21/03/2016

Jaboatão é o primeiro município a adotar o 'botão do pânico' em PE

Jaboatão dos Guararapes é o primeiro município pernambucano a adotar o 'botão do pânico'. Com ele, mulheres com medida protetiva quebrada poderão acionar o dispositivo sempre que se sentirem ameaçadas. O aparelho ainda permite gravar conversas, que poderão servir de prova judicial contra o agressor. A prefeitura está aguardando a conclusão do processo licitatório e a aquisição de toda tecnologia. A previsão é que o programa esteja em funcionamento em até três meses.

A parceria entre a administração municipal e o Tribunal de Justiça de Pernambuco (TJPE) tem por objetivo reforçar o sistema de acompanhamento e proteção de mulheres sob medida protetiva expedida pela Justiça. O anúncio surge no mês de comemoração e homenagens às mulheres.
Na ocasião, também foi anunciada a primeira Patrulha Municipal Maria da Penha (PMMP). Até então, esse tipo de efetivo atuava apenas em caráter estadual. Ele é um braço da Guarda Municipal. Sempre com três pessoas em cada equipe, sendo uma mulher, é realizado um treinamento especial para que os policiais saibam como lidar tanto em graves ocorrências quanto orientando a população. O patrulhamento já está atuando em Jaboatão.

“Ele funciona em duas frentes. Uma delas é a visita a essas mulheres, para tranquilizá-las. A equipe vai perguntar se teve alguma intercorrência e se a medida está sendo cumprida. É uma ação sócio-preventiva. A outra é acompanhar os chamados do Botão do Pânico e direcionar um efetivo para atender”, explicou a secretária executiva da Mulher do município, Ana Selma. 

O botão tem um aspecto parecido com aqueles alarmes de carros e a tecnologia é inspirada na já usada no Espirito Santo. Uma mensagem com o nome da vítima e seu endereço aparecerá nas telas dos smartphones da PMMP quando acionado. O serviço funcionará 24 horas e os chamados serão atendidos tanto pela patrulha quanto por policiais civis ou militares, a depender de quem estará mais perto da ocorrência.
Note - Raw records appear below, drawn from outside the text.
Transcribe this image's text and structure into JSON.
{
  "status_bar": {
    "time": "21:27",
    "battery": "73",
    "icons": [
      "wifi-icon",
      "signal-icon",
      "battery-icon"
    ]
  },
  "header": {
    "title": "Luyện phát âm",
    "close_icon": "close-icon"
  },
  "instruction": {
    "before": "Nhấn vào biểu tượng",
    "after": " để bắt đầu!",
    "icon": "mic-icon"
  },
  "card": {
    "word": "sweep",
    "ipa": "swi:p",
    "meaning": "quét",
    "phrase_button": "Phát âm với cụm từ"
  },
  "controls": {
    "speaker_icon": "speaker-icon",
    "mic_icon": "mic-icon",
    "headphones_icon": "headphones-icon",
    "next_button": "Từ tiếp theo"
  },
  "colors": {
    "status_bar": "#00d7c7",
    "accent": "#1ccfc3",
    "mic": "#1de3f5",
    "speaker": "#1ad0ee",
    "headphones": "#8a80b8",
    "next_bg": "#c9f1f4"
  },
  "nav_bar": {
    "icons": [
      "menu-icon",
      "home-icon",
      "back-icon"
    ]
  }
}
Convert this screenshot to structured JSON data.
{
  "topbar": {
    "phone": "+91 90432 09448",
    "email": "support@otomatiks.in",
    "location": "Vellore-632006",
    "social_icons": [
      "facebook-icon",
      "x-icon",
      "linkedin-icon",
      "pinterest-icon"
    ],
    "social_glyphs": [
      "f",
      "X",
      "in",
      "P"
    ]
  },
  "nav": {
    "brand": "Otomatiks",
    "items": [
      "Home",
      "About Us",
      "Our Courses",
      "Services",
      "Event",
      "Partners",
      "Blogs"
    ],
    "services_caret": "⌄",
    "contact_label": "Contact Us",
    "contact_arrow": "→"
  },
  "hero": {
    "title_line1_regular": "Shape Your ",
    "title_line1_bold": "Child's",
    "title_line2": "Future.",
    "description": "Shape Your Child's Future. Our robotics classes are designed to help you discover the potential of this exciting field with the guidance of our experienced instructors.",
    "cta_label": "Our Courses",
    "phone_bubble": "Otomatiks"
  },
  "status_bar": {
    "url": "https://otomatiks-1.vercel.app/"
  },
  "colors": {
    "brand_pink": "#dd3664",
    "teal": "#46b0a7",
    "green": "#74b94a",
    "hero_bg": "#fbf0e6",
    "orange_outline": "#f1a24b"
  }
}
Mesmo sendo um grande passo para a proteção de vítimas de agressão doméstica, não são todas as mulheres que terão o pequeno instrumento de segurança nas mãos. Para ser inserida no cadastro que será acompanhado pela patrulha, é levado em conta o nível de agressão que essa mulher sofreu, o perfil do agressor e se essa agressão teve alguma incidência.

“A juíza encaminha o nome com os dados dessa mulher para o Centro de Referência da Mulher Maristela Just [no bairro de Prazeres]. Lá, será lançado todas essas informações na base da dados do programa. A partir dai, ela passa a integrar a rede de monitoramento. O dispositivo será entregue a vítima após passar por uma orientação de como usá-lo”, acrescentou a secretária executiva.

Para a juíza titular da Vara de Violência Doméstica e Familiar Contra a Mulher de Jaboatão, Andrea Cartaxo, a aplicabilidade do 'botão do pânico' no município servirá como exemplo para todo o estado.

“Estamos na fase de estudo, de entender como ele funcionará na prática. Nos inspiramos em Vitória, mas vamos adaptar para o perfil das agressões cometidas aqui. Vamos entender o que mais podemos fazer para melhorar. Estamos usando todos os instrumentos disponíveis para combater a violência doméstica”, pondera a magistrada.